3.执行Spark.sql​​metastore.ObjectStore: Version information found in metastore differs 2.3.0 from expected​​​需要在​​hive-site.xml​​​中配置​​hive.metastore.uris​​,配置的是连接metastore的信息。

<property>
<name>hive.metastore.uris</name>
<value>thrift://master:9083</value>
<description>metastore url</description>
</property>

参考 ​​metastore.ObjectStore​​ 4.​​org.apache.spark.SparkException: Job aborted due to stage failure: Task not serializable: java.io.NotSerializableException: org.apache.spark.sql.TypedColumn​​。

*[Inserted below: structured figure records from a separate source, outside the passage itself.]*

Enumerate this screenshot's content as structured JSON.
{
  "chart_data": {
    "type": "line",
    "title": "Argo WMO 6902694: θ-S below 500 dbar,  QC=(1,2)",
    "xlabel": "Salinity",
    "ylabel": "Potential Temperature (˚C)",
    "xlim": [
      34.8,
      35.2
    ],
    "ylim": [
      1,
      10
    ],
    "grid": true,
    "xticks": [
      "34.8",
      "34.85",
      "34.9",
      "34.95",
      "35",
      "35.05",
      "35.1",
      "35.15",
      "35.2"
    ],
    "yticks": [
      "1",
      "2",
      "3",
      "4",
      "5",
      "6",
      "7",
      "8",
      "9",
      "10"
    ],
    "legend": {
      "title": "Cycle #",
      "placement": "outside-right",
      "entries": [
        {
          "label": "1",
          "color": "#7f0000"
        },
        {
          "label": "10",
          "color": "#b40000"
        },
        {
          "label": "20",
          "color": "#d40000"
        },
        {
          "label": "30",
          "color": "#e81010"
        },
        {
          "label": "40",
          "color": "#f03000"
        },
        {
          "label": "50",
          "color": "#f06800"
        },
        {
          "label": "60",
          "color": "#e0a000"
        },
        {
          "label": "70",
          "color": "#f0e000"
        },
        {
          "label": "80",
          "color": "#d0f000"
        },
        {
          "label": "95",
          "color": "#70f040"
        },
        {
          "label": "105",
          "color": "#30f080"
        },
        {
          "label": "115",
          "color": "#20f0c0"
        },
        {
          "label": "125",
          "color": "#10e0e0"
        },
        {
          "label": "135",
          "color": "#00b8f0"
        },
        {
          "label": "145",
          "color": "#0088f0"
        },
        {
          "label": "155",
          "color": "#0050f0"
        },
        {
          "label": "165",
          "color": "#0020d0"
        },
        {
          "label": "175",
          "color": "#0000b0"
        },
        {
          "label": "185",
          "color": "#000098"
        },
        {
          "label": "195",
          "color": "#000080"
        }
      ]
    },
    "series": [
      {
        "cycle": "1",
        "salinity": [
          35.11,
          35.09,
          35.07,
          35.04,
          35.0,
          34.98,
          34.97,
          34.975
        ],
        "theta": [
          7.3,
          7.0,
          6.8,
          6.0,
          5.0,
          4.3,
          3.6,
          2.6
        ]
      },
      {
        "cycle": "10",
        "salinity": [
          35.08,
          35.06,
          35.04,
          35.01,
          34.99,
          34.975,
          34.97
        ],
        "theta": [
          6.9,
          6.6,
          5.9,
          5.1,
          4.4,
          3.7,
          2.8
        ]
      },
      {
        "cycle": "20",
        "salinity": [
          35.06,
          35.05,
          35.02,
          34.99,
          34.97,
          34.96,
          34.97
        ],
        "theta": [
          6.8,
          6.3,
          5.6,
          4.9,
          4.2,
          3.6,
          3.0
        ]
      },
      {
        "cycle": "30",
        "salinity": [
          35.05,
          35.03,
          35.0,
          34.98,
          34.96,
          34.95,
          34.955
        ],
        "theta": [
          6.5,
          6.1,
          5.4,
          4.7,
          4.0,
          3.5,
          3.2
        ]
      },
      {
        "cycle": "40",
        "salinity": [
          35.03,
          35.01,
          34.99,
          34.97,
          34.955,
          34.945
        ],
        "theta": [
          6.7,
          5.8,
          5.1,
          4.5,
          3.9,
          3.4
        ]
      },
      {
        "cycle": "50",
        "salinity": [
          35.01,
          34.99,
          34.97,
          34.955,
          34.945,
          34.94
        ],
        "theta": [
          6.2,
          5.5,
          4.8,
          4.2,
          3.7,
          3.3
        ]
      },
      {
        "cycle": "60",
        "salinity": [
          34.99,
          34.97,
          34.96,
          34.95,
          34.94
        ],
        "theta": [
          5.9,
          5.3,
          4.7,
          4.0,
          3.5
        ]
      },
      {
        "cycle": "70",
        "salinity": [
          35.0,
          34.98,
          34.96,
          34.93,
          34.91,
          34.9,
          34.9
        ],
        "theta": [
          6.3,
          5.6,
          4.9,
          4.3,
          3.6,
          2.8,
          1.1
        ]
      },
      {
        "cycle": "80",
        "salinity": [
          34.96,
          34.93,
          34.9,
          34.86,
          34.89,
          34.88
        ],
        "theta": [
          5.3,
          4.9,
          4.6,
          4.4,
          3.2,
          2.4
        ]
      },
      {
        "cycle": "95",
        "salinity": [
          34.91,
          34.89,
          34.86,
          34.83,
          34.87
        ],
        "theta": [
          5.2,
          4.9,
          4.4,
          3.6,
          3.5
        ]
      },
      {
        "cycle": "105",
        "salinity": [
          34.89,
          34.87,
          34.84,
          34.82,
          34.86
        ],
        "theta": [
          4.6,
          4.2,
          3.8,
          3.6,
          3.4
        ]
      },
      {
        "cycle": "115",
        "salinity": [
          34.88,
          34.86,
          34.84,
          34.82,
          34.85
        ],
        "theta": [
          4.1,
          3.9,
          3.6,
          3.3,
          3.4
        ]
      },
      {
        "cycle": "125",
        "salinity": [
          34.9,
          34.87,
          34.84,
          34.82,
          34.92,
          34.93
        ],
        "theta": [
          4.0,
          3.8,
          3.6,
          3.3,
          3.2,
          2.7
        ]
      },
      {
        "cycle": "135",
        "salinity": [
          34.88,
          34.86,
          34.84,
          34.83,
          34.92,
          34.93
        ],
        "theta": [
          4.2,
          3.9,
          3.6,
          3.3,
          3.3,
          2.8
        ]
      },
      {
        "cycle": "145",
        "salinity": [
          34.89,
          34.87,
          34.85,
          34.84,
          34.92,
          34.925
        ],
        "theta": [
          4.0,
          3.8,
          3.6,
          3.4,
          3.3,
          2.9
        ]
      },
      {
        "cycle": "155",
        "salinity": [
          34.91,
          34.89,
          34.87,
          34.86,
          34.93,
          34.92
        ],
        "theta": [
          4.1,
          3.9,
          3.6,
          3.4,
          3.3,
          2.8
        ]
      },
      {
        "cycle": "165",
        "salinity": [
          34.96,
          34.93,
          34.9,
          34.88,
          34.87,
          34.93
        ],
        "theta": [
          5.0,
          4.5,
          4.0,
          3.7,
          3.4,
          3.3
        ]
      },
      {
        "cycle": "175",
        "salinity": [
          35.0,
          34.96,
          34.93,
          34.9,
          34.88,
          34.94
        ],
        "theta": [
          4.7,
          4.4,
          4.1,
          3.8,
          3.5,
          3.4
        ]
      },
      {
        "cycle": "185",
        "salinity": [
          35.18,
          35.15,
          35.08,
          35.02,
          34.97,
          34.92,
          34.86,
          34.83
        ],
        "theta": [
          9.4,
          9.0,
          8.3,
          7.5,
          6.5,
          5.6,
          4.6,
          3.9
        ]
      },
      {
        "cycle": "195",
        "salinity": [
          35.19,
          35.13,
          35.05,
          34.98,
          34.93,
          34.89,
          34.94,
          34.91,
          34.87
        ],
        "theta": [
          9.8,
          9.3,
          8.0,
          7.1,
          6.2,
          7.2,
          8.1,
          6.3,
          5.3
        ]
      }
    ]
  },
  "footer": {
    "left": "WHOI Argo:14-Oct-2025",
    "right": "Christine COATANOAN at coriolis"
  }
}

通常因为在map、filter等的参数使用了外部的变量,但是这个变量不能序列化。特别是当引用了某个类(经常是当前类)的成员函数或变量时,会导致这个类的所有成员(整个类)都需要支持序列化。目前的解决方法参考 ​​spark not serializable异常分析及解决方案​

5.spark关闭一个slave节点​​no org.apache.spark.deploy.worker.Worker to stop​​,这是因为spark保存进程id的文件被定时清理了,可以查看下默认路径是否存在

  • worker节点 ​​/tmp/spark-${username}-org.apache.spark.deploy.worker.Worker-1.pid​
  • master节点 ​​/tmp/spark-${username}-org.apache.spark.deploy.master.Master-1.pid​

如果找不到,首先通过jps找到当前的master或者worker的pid,然后写入该文件,这样​​stop-slave.sh​​​或者​​stop-all.sh​​​就可以成功执行。
​​​Spark集群worker无法停止的原因分析和解决​

6.修改​​yarn-site.xml​​过程中遇到:​​hadoop 不在 sudoers 文件中。此事将被报告​​

7.启动spark后,提示​​JAVA_HOME is not set​​​,然后查看8080端口发现​​worker​​​没起来,然后在​​/conf/spark-env.sh​​​添加​​JAVA_HOME​​变量后,一切正常。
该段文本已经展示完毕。